Koval K J, Skovron M L, Aharonoff G B, Meadows S E, Zuckerman J D
Department of Orthopaedic Surgery, Hospital for Joint Diseases, New York, NY 10003, USA.
Clin Orthop Relat Res. 1995 Jan(310):150-9.
Three hundred thirty-six community-dwelling, previously ambulatory, geriatric patients with hip fracture were observed prospectively to determine ambulatory ability at a minimum followup of 1 year. One hundred thirty-seven (41%) patients maintained their prefracture ambulatory ability at a minimum followup of 1 year; 134 (40%) patients remained ambulatory but became more dependent on assistive devices; 39 (12%) previous community ambulators became household ambulators, and 26 (8%) patients became nonfunctional ambulators. Analysis was performed to determine which pre- and postinjury factors were predictive of failure to recover ambulatory capacity 1 year after fracture. Potential predictor variables analyzed included age, gender, number of comorbid conditions, prefracture ambulatory ability, prefracture living situation, fracture type, American Society of Anesthesiologists rating of operative risk, type of surgery, and number of postoperative complications. Multiple logistic regression analysis identified significant contributions of age, prefracture ambulatory ability, American Society of Anesthesiologists rating of operative risk, and fracture type to ambulatory recovery.

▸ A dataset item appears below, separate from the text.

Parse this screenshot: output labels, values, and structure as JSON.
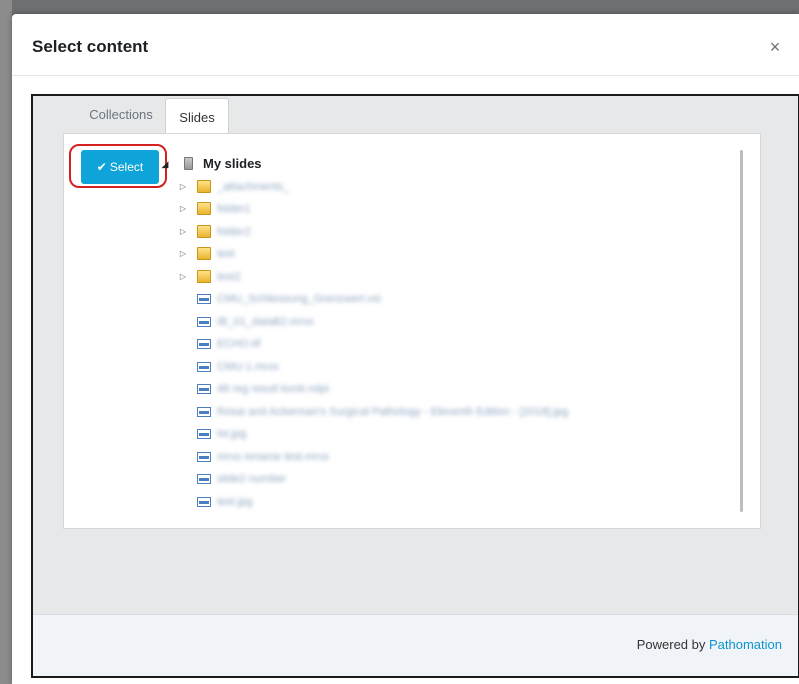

对336例社区居住、既往可独立行走的老年髋部骨折患者进行前瞻性观察,以确定在至少1年的随访期内的行走能力。137例(41%)患者在至少1年的随访期内保持了骨折前的行走能力;134例(40%)患者仍可行走,但对辅助器械的依赖增加;39例(12%)既往可在社区行走的患者变为只能在室内行走,26例(8%)患者变为无功能行走者。进行分析以确定哪些伤前和伤后因素可预测骨折后1年行走能力未能恢复。分析的潜在预测变量包括年龄、性别、合并症数量、骨折前行走能力、骨折前生活状况、骨折类型、美国麻醉医师协会手术风险分级、手术类型和术后并发症数量。多因素logistic回归分析确定年龄、骨折前行走能力、美国麻醉医师协会手术风险分级和骨折类型对行走恢复有显著影响。